As pretty much any of my college friends will tell you, I have a bad
habit of walking too fast. Four years of having classes on opposite
sides of campus allowed me to perfect the cross-campus-dash.
Unfortunately, the habit stuck, and I still tend to walk about twice
as fast as a normal human being.
Today broke that habit pretty fast. The walk to the primary school
from where I stay is tough on a day with reasonable temperatures. But
in 104 degree heat, it was brutal. All of a sudden, my typical pace
seemed pretty unreasonable.
And so I walked. Very, very slowly. And I paused in the rare spots of
shade to wipe away the sweat. And I walked some more. Very slowly. I
had the time to savor the shade. I kept my eyes up. I noticed things I
didn't notice before. I walked (slowly!) with a mother and daughter. I
had a conversation I wouldn't have had if I were moving faster.

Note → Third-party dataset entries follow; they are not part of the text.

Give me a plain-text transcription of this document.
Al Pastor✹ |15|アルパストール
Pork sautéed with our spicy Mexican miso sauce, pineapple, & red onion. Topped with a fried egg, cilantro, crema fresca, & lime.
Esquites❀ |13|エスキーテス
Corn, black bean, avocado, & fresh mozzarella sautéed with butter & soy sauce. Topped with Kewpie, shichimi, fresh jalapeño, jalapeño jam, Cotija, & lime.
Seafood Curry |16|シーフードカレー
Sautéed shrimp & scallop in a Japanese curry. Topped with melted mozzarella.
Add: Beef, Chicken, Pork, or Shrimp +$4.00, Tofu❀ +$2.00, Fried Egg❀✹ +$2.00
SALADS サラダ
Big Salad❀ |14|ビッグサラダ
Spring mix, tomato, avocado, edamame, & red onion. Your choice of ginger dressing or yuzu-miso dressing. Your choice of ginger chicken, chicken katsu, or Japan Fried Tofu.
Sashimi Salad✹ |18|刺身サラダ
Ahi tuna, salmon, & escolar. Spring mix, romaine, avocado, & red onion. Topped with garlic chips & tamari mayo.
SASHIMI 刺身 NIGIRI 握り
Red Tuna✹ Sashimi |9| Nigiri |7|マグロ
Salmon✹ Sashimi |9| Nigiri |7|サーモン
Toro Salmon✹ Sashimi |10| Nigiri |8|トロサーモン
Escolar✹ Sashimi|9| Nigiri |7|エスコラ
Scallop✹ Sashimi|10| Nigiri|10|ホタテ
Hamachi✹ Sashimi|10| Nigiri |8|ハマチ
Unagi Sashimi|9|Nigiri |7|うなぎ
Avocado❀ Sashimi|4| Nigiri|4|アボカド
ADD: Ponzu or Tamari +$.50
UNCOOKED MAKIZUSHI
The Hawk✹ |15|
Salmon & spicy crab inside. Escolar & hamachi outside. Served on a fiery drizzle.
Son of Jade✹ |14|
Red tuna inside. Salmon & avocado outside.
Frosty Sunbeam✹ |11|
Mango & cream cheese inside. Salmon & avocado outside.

We
talked about how it was hot and how we were tired. But we made it. It
wasn't that bad after all.
This evening, when it finally cooled down enough for my brain to
function normally, I realized that there's probably a life lesson or
two tucked away in that trek up the hill. Here's one that speaks to me
in this particular "season" of my YAGM year:
Sometimes the conditions can be tough. Sometimes I feel like I'm
walking uphill the whole way. Sometimes the destination seems distant
and the journey intense. Sometimes it would be easier to just stay
inside out of the heat. Sometimes the circumstances make even normal
tasks seem more difficult.
Sometimes I'm tempted to react to these circumstances by moving
quickly, by pulling up those Midwestern bootstraps, fixing my eyes on
the road, and plowing through.
But sometimes it's better to walk slowly in the heat. To feel the
fullness of the challenge. To appreciate the moments of rest. To take
time to notice the details. To savor time with companions. To admit to
one another that the way is difficult. To admire the strength of the
other. And to share in the vulnerability of the walk.